L: Viele neue, eigentlich sinnvolle, Regelungen, wie z.B. 7 km/h beim Rechtsabbiegen, Schritttempo in der Johannisstraße und neue 30er Zonen, wurden in unsere Fahrpläne nicht eingepflegt, was regelmäßig zu weiteren Zeitverlusten führt.

E:  Es wird einfach hingenommen, dass der ÖPNV so nie – ich betone nie! – zuverlässig und zeitgerecht fahren kann.

R: Manche Fahrgäste lassen ihren Frust auch an uns aus, wenn sie wieder einmal lange auf einen Bus warten mussten. 45 Minuten oder der Ausfall ganzer Linien sind leider keine Ausnahmen. Die meisten Fahrgäste sind allerdings sehr freundlich zu uns, das muss ich schon sagen.

L: Mich frustrieren diese Verspätungen auch und die Tatsache, dass wir Zuverlässigkeit nicht gewährleisten können. Ich arbeite ja nicht nur für das Geld, sondern möchte auch gute Arbeit leisten und die Fahrgäste zufriedenstellen.

R: Wir Busfahrer*innen lieben unseren Job und machen eine echt gute Arbeit. Obwohl sich in den letzten Jahren der Verkehr sehr verdichtet hat, haben Busfahrer*innen sehr selten Unfälle, wobei Personen zu Schaden kamen, verursacht.

E: Wir stehen unter einem enormen Druck wegen der gesamten Arbeitsbedingungen. Trotz steigender Krankenstände und Fachkräftemangel verschärfen sich diese.

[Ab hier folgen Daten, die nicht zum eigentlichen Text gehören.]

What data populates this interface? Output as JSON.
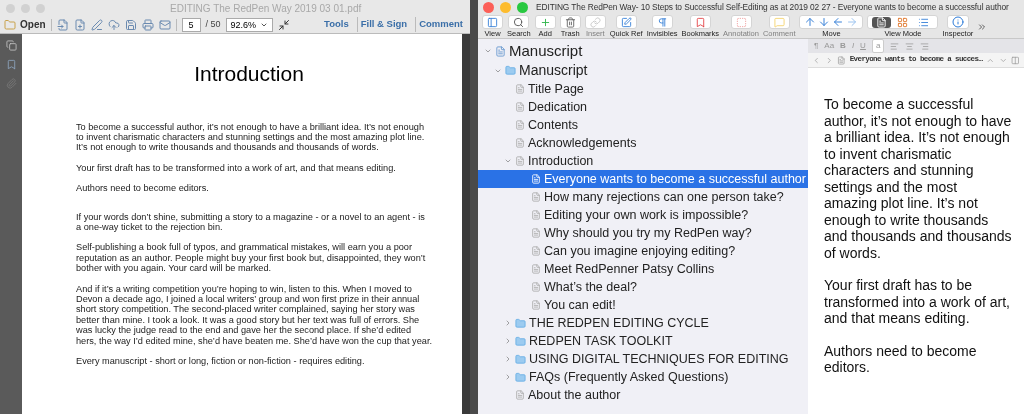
{
  "pdf_window": {
    "title": "EDITING The RedPen Way 2019 03 01.pdf",
    "toolbar": {
      "open": "Open",
      "page": "5",
      "page_total": "/ 50",
      "zoom": "92.6%",
      "links": [
        "Tools",
        "Fill & Sign",
        "Comment"
      ]
    },
    "page": {
      "heading": "Introduction",
      "paragraphs": [
        "To become a successful author, it’s not enough to have a brilliant idea. It’s not enough to invent charismatic characters and stunning settings and the most amazing plot line. It’s not enough to write thousands and thousands and thousands of words.",
        "Your first draft has to be transformed into a work of art, and that means editing.",
        "Authors need to become editors.",
        "If your words don’t shine, submitting a story to a magazine - or a novel to an agent - is a one-way ticket to the rejection bin.",
        "Self-publishing a book full of typos, and grammatical mistakes, will earn you a poor reputation as an author. People might buy your first book but, disappointed, they won’t bother with you again. Your card will be marked.",
        "And if it’s a writing competition you’re hoping to win, listen to this. When I moved to Devon a decade ago, I joined a local writers’ group and won first prize in their annual short story competition. The second-placed writer complained, saying her story was better than mine. I took a look. It was a good story but her text was full of errors. She was lucky the judge read to the end and gave her the second place. If she’d edited hers, the way I’d edited mine, she’d have beaten me. She’d have won the cup that year.",
        "Every manuscript - short or long, fiction or non-fiction - requires editing."
      ]
    }
  },
  "scrivener_window": {
    "title": "EDITING The RedPen Way- 10 Steps to Successful Self-Editing as at 2019 02 27 - Everyone wants to become a successful author",
    "toolbar": [
      {
        "kind": "view",
        "label": "View",
        "disabled": false
      },
      {
        "kind": "search",
        "label": "Search",
        "disabled": false
      },
      {
        "kind": "add",
        "label": "Add",
        "disabled": false
      },
      {
        "kind": "trash",
        "label": "Trash",
        "disabled": false
      },
      {
        "kind": "insert",
        "label": "Insert",
        "disabled": true
      },
      {
        "kind": "quickref",
        "label": "Quick Ref",
        "disabled": false
      },
      {
        "kind": "invisibles",
        "label": "Invisibles",
        "disabled": false
      },
      {
        "kind": "bookmarks",
        "label": "Bookmarks",
        "disabled": false
      },
      {
        "kind": "annotation",
        "label": "Annotation",
        "disabled": true
      },
      {
        "kind": "comment",
        "label": "Comment",
        "disabled": true
      },
      {
        "kind": "move",
        "label": "Move",
        "disabled": false
      },
      {
        "kind": "viewmode",
        "label": "View Mode",
        "disabled": false
      },
      {
        "kind": "inspector",
        "label": "Inspector",
        "disabled": false
      }
    ],
    "binder": [
      {
        "kind": "root",
        "label": "Manuscript",
        "expanded": true,
        "selected": false,
        "children": [
          {
            "kind": "folder",
            "label": "Manuscript",
            "expanded": true,
            "selected": false,
            "children": [
              {
                "kind": "doc",
                "label": "Title Page",
                "selected": false
              },
              {
                "kind": "doc",
                "label": "Dedication",
                "selected": false
              },
              {
                "kind": "doc",
                "label": "Contents",
                "selected": false
              },
              {
                "kind": "doc",
                "label": "Acknowledgements",
                "selected": false
              },
              {
                "kind": "doc",
                "label": "Introduction",
                "expanded": true,
                "selected": false,
                "children": [
                  {
                    "kind": "doc",
                    "label": "Everyone wants to become a successful author",
                    "selected": true
                  },
                  {
                    "kind": "doc",
                    "label": "How many rejections can one person take?",
                    "selected": false
                  },
                  {
                    "kind": "doc",
                    "label": "Editing your own work is impossible?",
                    "selected": false
                  },
                  {
                    "kind": "doc",
                    "label": "Why should you try my RedPen way?",
                    "selected": false
                  },
                  {
                    "kind": "doc",
                    "label": "Can you imagine enjoying editing?",
                    "selected": false
                  },
                  {
                    "kind": "doc",
                    "label": "Meet RedPenner Patsy Collins",
                    "selected": false
                  },
                  {
                    "kind": "doc",
                    "label": "What’s the deal?",
                    "selected": false
                  },
                  {
                    "kind": "doc",
                    "label": "You can edit!",
                    "selected": false
                  }
                ]
              },
              {
                "kind": "folder",
                "label": "THE REDPEN EDITING CYCLE",
                "expanded": false,
                "selected": false
              },
              {
                "kind": "folder",
                "label": "REDPEN TASK TOOLKIT",
                "expanded": false,
                "selected": false
              },
              {
                "kind": "folder",
                "label": "USING DIGITAL TECHNIQUES FOR EDITING",
                "expanded": false,
                "selected": false
              },
              {
                "kind": "folder",
                "label": "FAQs (Frequently Asked Questions)",
                "expanded": false,
                "selected": false
              },
              {
                "kind": "doc",
                "label": "About the author",
                "selected": false
              }
            ]
          }
        ]
      }
    ],
    "editor": {
      "format_bar": [
        "¶",
        "Aa",
        "B",
        "I",
        "U",
        "a"
      ],
      "header_title": "Everyone wants to become a succes…",
      "paragraphs": [
        "To become a successful author, it’s not enough to have a brilliant idea. It’s not enough to invent charismatic characters and stunning settings and the most amazing plot line. It’s not enough to write thousands and thousands and thousands of words.",
        "Your first draft has to be transformed into a work of art, and that means editing.",
        "Authors need to become editors."
      ]
    }
  }
}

R: Ich frage mich, wieso unsere Leitung gerade an uns Arbeitskräften spart? Das ist auch aus wirtschaftlicher Sicht sehr kurzfristig gedacht: Höhere Krankenstände sind teuer. Ein dermaßen schlechter Service hat in den letzten Jahren viele Abonnenten veranlasst, abzuspringen.

L: Nicht alle sind zum Fahrrad, viele sind auch wieder zum Auto zurückgekehrt. Dabei geht eine Energiewende nicht ohne einen gelungenen ÖPNV.

R:  Wir wünschen uns den Bedingungen entsprechend angepasste Fahrpläne, um Pünktlichkeit und Zuverlässigkeit in Osnabrück zu garantieren. Ferner wünschen wir uns für unsere verantwortungsvolle und anstrengende Arbeit mehr Wertschätzung und Anerkennung.

L: Wir sind davon überzeugt, dass die Einbeziehung und Berücksichtigung unseres Wissens und unserer Kompetenzen bei der Planung des ÖPNVs viele jetzt vorhandene Probleme verhindert hätte.

R: Ein Vorgesetzter hat auf meine konstruktiv vorgetragene Kritik mal geantwortet: „Du sollst lenken, nicht denken!“

E: Auch wenn´s nicht erwünscht ist, wir Lenker*innen denken mit! (Gelächter unter den Fahrer*innen)


*Die vollständigen Namen sind der Redaktion bekannt.